Tuesday, it was Brad being Brad.
Brad Penny, of course, is one of the most temperamental bastards in the game—and that’s not necessarily an insult. Fire has fueled him through a mostly successful 12-year career, but so too has it put him on the periphery of acceptable behavior.
As he pitched against the Rays, Penny drew attention for his response to Sean Rodriguez, Tampa’s second baseman who, on a seventh-inning popup, ran so hard he nearly reached second by the time left fielder Delmon Young caught the ball.
Penny, apparently upset at the audacity of hustle, first scowled at Rodriguez, then yelled at him. Rodriguez, sufficiently affronted, yelled right back. Rays manager Joe Maddon saw fit to call it out the following night, after another bit of Rodriguez hustle—he beat a two-out force play at second as the winning run crossed the plate in the 10th—was the difference in a Tampa Bay victory.

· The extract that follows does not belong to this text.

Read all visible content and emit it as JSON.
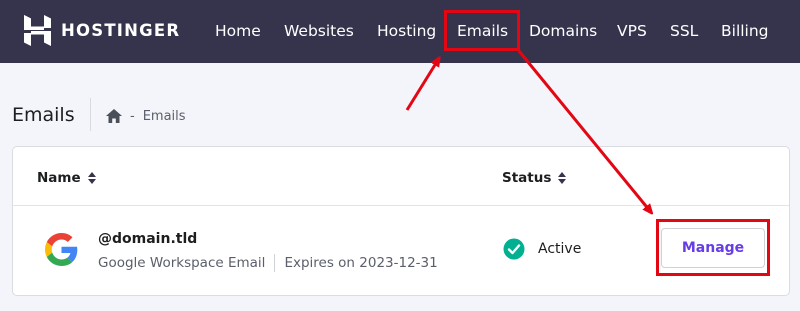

“For anybody to bark at another player for . . . hustling is absolutely insane, ludicrous,” said the manager, in a St. Petersburg Times report. “And if Sean had just charged the mound, I’d have been fine with that at that particular moment.”
Penny was being ridiculous, of course. Only a special kind of maniac can fault a guy for playing too hard—especially on a non-impact play. The thing is, according to Penny, he’s not that kind of maniac. He was getting on Rodriguez for yelling and cursing, of all things. “To me, that’s a sign of disrespect if you’re screaming that loud,” he said a day later in the Times. “All these kids can hear you; it’s not too loud in here. So to me, that’s not really professional.”

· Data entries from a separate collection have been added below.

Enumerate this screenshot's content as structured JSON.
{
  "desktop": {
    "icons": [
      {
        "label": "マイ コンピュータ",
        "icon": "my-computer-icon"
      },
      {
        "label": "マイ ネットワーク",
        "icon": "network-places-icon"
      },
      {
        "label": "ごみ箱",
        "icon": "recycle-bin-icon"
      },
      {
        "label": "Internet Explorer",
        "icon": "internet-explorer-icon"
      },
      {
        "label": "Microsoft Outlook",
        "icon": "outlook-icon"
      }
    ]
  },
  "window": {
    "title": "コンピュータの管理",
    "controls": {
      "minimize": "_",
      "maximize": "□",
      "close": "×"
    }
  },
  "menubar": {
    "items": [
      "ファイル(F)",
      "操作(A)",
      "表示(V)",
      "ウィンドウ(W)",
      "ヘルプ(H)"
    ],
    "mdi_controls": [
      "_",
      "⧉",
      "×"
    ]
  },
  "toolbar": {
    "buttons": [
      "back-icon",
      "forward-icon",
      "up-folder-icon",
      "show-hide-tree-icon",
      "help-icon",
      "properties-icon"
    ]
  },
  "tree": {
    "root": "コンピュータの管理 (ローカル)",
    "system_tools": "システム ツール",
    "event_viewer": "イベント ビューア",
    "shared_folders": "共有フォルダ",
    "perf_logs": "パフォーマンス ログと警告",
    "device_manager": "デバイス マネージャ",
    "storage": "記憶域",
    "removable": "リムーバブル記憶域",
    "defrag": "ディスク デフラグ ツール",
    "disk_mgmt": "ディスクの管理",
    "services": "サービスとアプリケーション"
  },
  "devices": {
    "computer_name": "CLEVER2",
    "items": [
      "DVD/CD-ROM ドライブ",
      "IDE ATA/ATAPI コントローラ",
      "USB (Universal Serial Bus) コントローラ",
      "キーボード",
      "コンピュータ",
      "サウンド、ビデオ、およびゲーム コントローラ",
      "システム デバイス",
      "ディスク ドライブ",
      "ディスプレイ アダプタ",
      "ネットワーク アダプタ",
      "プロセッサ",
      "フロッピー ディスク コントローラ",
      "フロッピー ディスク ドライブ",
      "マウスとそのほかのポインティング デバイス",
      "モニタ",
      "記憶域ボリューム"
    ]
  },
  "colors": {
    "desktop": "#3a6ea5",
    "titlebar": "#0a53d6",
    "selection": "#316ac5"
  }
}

The problem with this logic is that a concern for the potential corruption of western Florida’s youth does not equal disrespect. And if Penny did feel disrespected, trying to justify his actions by hiding behind an it’s-all-about-the-children excuse is just sad.

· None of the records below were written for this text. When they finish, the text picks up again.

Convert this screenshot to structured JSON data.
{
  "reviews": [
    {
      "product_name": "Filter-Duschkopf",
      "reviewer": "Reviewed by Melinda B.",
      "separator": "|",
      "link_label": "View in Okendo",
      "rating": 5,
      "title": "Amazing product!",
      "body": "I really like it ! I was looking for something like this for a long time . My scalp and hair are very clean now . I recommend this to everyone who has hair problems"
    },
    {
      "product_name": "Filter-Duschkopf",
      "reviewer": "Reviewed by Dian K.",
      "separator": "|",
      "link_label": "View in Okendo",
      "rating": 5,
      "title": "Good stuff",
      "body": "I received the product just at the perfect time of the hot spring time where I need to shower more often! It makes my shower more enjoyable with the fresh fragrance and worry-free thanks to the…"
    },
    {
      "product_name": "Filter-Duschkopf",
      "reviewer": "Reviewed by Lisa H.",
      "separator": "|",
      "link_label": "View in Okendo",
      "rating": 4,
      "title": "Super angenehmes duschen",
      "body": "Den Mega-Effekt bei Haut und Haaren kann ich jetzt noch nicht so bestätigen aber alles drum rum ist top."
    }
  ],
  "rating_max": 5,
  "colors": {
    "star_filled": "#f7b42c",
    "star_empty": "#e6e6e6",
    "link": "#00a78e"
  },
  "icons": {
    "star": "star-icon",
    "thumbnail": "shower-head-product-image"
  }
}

But that’s the thing about Brad Penny. It was just last month that he got into an argument with his own catcher, Victor Martinez, about pitch selection, visibly berating him on the mound before a stadium full of people. (Watch it here.) He’s also been known to enforce legitimate tracts of Code when the mood strikes. (With the Marlins in 2001, for example, he drilled New York’s Tsuyoshi Shinjo for having swung at a 3-0 pitch while the Mets held an 11-3 lead a day earlier. While denying intent, he said afterward that Shinjo “did deserve to get hit.”)
Even if Penny was offended by Rodriguez’s choice of language—offered as it was toward nobody in particular, likely out of the hitter’s frustration at his own inability to execute—that’s okay because he seems to be offended by most of the things the people around him do on a regular basis.
It is, after all, just Brad being Brad.